Consider fish living in lakes in caves. They have lost their eyes because they don't need them anymore - there is no light to see anything, so it's a waste of resources to grow and develop eyes and the ability to process visual information. They have lost relatively complex organs and much of the neural material needed to process the information those organs would have gathered - so you could argue that this is a decrease in complexity.

 

The point of the issue of "progress" is that it implies that certain traits are better than all other traits in any environment. And this is simply untrue. No trait is optimally adaptive in all environments. Eyes are great when there is light to see by. They are useless energy sinks where there is no light.

 

The difference has to do when the gene is being expressed. If the multicellular occurs earlier for the same critter it is a base genetic effect that forms a platform onto which a wide range of change build.
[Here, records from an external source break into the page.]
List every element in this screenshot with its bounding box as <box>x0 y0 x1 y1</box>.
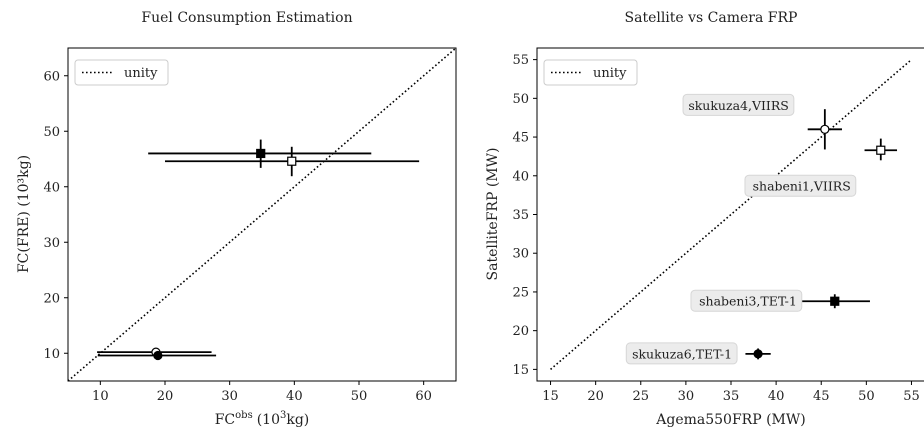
right-y-axis-label: SatelliteFRP (MW) <box>485 148 501 281</box>
right-data-point <box>876 145 886 155</box>
left-x-tick-label: 30 <box>221 389 238 404</box>
right-point-label-box <box>744 174 857 197</box>
right-chart: Satellite vs Camera FRP skukuza4,VIIRS sh… <box>485 10 924 428</box>
right-y-tick-label: 20 <box>512 324 529 339</box>
left-x-ticks: 10 20 30 40 50 60 <box>92 381 432 404</box>
right-x-axis-label: Agema550FRP (MW) <box>655 412 805 428</box>
right-x-tick-label: 25 <box>632 389 649 404</box>
left-y-tick-label: 60 <box>43 69 60 84</box>
right-chart-title: Satellite vs Camera FRP <box>625 10 798 26</box>
right-data-point <box>753 349 763 359</box>
right-point-label: shabeni1,VIIRS <box>753 179 851 194</box>
left-legend: unity <box>74 59 169 86</box>
right-y-tick-label: 35 <box>512 208 529 223</box>
left-y-tick-label: 40 <box>43 180 60 195</box>
left-unity-line <box>67 47 457 382</box>
right-data-point <box>830 296 840 306</box>
right-legend: unity <box>543 59 638 86</box>
right-y-tick-label: 25 <box>512 285 529 300</box>
left-chart: Fuel Consumption Estimation 10 20 30 40 50 60… <box>16 10 457 428</box>
left-data-point <box>287 156 297 166</box>
right-legend-unity-label: unity <box>593 66 627 81</box>
left-data-point <box>153 350 163 361</box>
right-y-tick-label: 55 <box>512 53 529 68</box>
right-point-label: shabeni3,TET-1 <box>699 294 797 309</box>
right-x-tick-label: 45 <box>813 389 830 404</box>
left-x-tick-label: 40 <box>286 389 303 404</box>
left-y-tick-label: 30 <box>43 236 60 251</box>
right-x-tick-label: 55 <box>903 389 920 404</box>
left-data-point <box>256 148 266 159</box>
left-legend-box <box>74 59 169 86</box>
right-y-tick-label: 30 <box>512 247 529 262</box>
right-x-tick-label: 40 <box>768 389 785 404</box>
left-legend-unity-label: unity <box>124 66 158 81</box>
left-x-tick-label: 60 <box>415 389 432 404</box>
right-y-tick-label: 45 <box>512 131 529 146</box>
left-x-tick-label: 50 <box>351 389 368 404</box>
right-x-tick-label: 35 <box>723 389 740 404</box>
left-x-tick-label: 20 <box>157 389 174 404</box>
right-x-tick-label: 15 <box>542 389 559 404</box>
right-y-ticks: 15 20 25 30 35 40 45 50 55 <box>512 53 537 378</box>
right-point-label-box <box>682 93 795 116</box>
right-y-tick-label: 50 <box>512 92 529 107</box>
right-x-tick-label: 20 <box>587 389 604 404</box>
right-y-tick-label: 15 <box>512 363 529 378</box>
left-y-tick-label: 50 <box>43 125 60 140</box>
right-x-ticks: 15 20 25 30 35 40 45 50 55 <box>542 381 920 404</box>
right-legend-box <box>543 59 638 86</box>
right-y-tick-label: 40 <box>512 169 529 184</box>
left-y-axis-label: FC(FRE) (10³kg) <box>16 155 32 273</box>
right-data-point <box>820 124 830 134</box>
right-x-tick-label: 50 <box>858 389 875 404</box>
left-gridmarks <box>67 47 457 382</box>
right-point-label-box <box>690 289 803 312</box>
right-point-label: skukuza6,TET-1 <box>632 346 732 361</box>
left-y-tick-label: 20 <box>43 291 60 306</box>
right-x-tick-label: 30 <box>678 389 695 404</box>
left-plot-frame <box>67 47 457 382</box>
right-gridmarks: skukuza4,VIIRS shabeni1,VIIRS shabeni3,TET… <box>550 59 912 370</box>
left-chart-title: Fuel Consumption Estimation <box>141 10 352 26</box>
right-point-label: skukuza4,VIIRS <box>688 98 789 113</box>
left-x-axis-label: FCobs (103kg) <box>215 410 310 428</box>
left-x-tick-label: 10 <box>92 389 109 404</box>
right-point-label-box <box>625 342 738 365</box>
left-y-tick-label: 10 <box>43 347 60 362</box>
right-unity-line <box>550 59 912 370</box>
left-y-ticks: 10 20 30 40 50 60 <box>43 69 68 362</box>
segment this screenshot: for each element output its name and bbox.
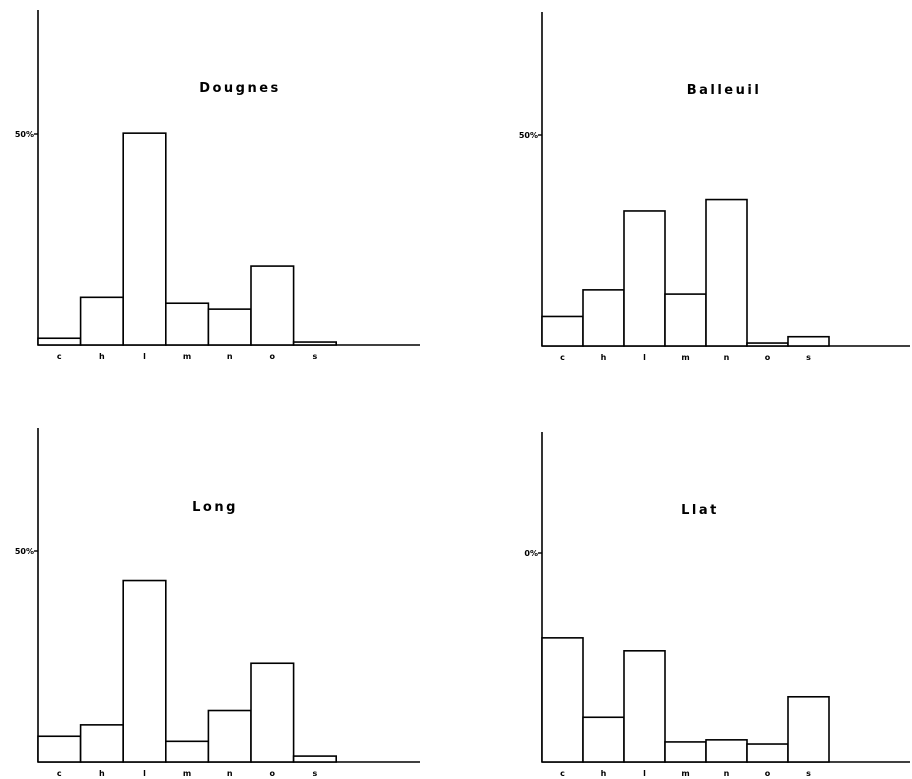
bar-h	[582, 716, 625, 763]
bar-s	[787, 335, 830, 347]
x-tick-label-h: h	[99, 352, 105, 361]
bar-c	[37, 735, 82, 763]
x-tick-label-o: o	[765, 353, 771, 362]
x-tick-label-c: c	[57, 352, 62, 361]
x-tick-label-s: s	[313, 352, 318, 361]
y-tick-label: 50%	[519, 131, 538, 140]
chart-panel-2: 50% Balleuil c h l m n o s	[519, 12, 910, 362]
x-tick-label-n: n	[227, 769, 233, 778]
chart-title: Balleuil	[687, 83, 762, 98]
x-tick-label-s: s	[806, 769, 811, 778]
bar-o	[746, 743, 789, 763]
x-tick-label-l: l	[143, 769, 146, 778]
bar-h	[582, 289, 625, 347]
x-tick-label-c: c	[560, 353, 565, 362]
x-tick-label-h: h	[99, 769, 105, 778]
bar-l	[122, 132, 167, 346]
x-tick-label-m: m	[681, 353, 689, 362]
x-tick-label-o: o	[765, 769, 771, 778]
bar-n	[705, 198, 748, 347]
x-tick-label-o: o	[270, 769, 276, 778]
chart-panels: 50% Dougnes c h l m n o s 50% Balleuil c h l m n o s 50% Lo…	[15, 10, 910, 778]
x-tick-label-n: n	[227, 352, 233, 361]
bar-h	[79, 296, 124, 346]
chart-panel-3: 50% Long c h l m n o s	[15, 428, 420, 778]
chart-title: Long	[192, 500, 238, 515]
bar-n	[705, 739, 748, 763]
bar-n	[207, 308, 252, 346]
x-tick-label-o: o	[270, 352, 276, 361]
x-tick-label-s: s	[806, 353, 811, 362]
x-tick-label-m: m	[681, 769, 689, 778]
bar-s	[292, 755, 338, 763]
bar-h	[79, 724, 124, 763]
bar-s	[292, 341, 338, 346]
bar-o	[250, 662, 295, 763]
x-tick-label-n: n	[724, 769, 730, 778]
bar-m	[664, 741, 707, 763]
bar-s	[787, 695, 830, 763]
x-tick-label-l: l	[643, 769, 646, 778]
bar-m	[664, 293, 707, 347]
bar-m	[165, 302, 210, 346]
y-tick-label: 50%	[15, 130, 34, 139]
x-tick-label-c: c	[560, 769, 565, 778]
y-tick-label: 0%	[524, 549, 538, 558]
bar-l	[623, 650, 666, 763]
x-tick-label-h: h	[601, 353, 607, 362]
bar-m	[165, 740, 210, 763]
bar-o	[250, 265, 295, 346]
x-tick-label-l: l	[643, 353, 646, 362]
bar-c	[541, 315, 584, 347]
chart-panel-4: 0% Llat c h l m n o s	[524, 432, 910, 778]
x-tick-label-m: m	[183, 352, 191, 361]
bar-n	[207, 709, 252, 763]
chart-panel-1: 50% Dougnes c h l m n o s	[15, 10, 420, 361]
bar-l	[122, 579, 167, 763]
x-tick-label-m: m	[183, 769, 191, 778]
y-tick-label: 50%	[15, 547, 34, 556]
x-tick-label-c: c	[57, 769, 62, 778]
x-tick-label-n: n	[724, 353, 730, 362]
bar-o	[746, 342, 789, 347]
x-tick-label-l: l	[143, 352, 146, 361]
chart-title: Llat	[681, 503, 719, 518]
x-tick-label-s: s	[313, 769, 318, 778]
bar-l	[623, 210, 666, 347]
chart-title: Dougnes	[199, 81, 281, 96]
bar-c	[541, 637, 584, 763]
x-tick-label-h: h	[601, 769, 607, 778]
bar-c	[37, 337, 82, 346]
They can both be vertical, but one will take a bigger step and provide a larger platform for lateral change.

 

It sounds to me like you're trying to draw a line between the evolution of new species, in other words speciation, and the evolution of within-species variation. The only real biological difference between these two is that in the first case you have two or more populations that do not transfer genes between them, and in the second you have gene transfer between all the populations in question. Other than that there is no difference between the mechanisms you are trying to differentiate. Even the differences I described above will no longer apply if you have one population slowly evolving new traits to the point where we humans might decide they have become different enough to warrant naming them a new species. But it would be an arbitrary designation. As are the designations you're trying to draw.